Quent
We've been through so much together. You are my best friend. You were my first love. Sappy but true.
I spent a lot of time with you during some of the most formative years of my life and you had an enormous effect on who I am now. You shaped my politics and ideals in ways that will always guide my decisions. If I hadn't known you I might not have become a leftist. If I hadn't been moved toward progressive and radical politics, I might never have been drawn to the Texas Civil Rights Project. If I hadn't interned there, I might have never gone to law school. And of course in law school, with my politics and your influence, I joined the National Lawyers Guild. And here I am in San Francisco, working for the National Lawyers Guild. You are a part of my life. Like a brother, or maybe more like a sister since we share so much.
You were my first long term relationship, and my last until I met Johnny. For four years we were together (off and on). Remember Boston, Mexico, West Texas, New Mexico? Remember Gary Graham? Remember asthma and the early morning trip to the emergency room? Remember the lunch you would make me with carrots and cottage cheese? Remember the hours spent at Little City with our laptops?

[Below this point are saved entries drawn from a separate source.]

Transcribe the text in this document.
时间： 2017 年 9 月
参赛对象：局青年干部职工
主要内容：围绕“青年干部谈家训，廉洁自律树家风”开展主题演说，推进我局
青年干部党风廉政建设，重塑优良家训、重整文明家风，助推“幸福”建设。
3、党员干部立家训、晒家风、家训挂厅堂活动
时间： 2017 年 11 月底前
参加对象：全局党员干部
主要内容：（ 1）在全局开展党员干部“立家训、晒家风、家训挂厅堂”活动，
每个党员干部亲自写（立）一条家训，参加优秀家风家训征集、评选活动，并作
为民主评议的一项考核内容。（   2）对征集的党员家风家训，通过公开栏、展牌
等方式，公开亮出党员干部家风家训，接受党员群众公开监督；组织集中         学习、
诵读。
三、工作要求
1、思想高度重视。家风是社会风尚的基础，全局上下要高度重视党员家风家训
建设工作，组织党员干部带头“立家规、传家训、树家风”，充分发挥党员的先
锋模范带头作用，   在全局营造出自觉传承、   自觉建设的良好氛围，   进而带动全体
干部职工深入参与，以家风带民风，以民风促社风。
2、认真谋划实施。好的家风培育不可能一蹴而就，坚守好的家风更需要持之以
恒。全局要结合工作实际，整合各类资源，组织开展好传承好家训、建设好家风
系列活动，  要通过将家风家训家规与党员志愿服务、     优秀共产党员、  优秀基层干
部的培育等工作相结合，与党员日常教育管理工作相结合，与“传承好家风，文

Remember walking across the UT campus holding hands and kissing outside of my microbiology class? Remember the first time you really got drunk and started telling people on the street about the next protest? Remember the time in Houston with your dad and Jake the dog? How about riding mountain bikes in Ruidoso or jogging around town lake? The hundreds of nights we slept in the same bed and held each other?
My hand is below the water still grasping yours but I can feel you slipping away now.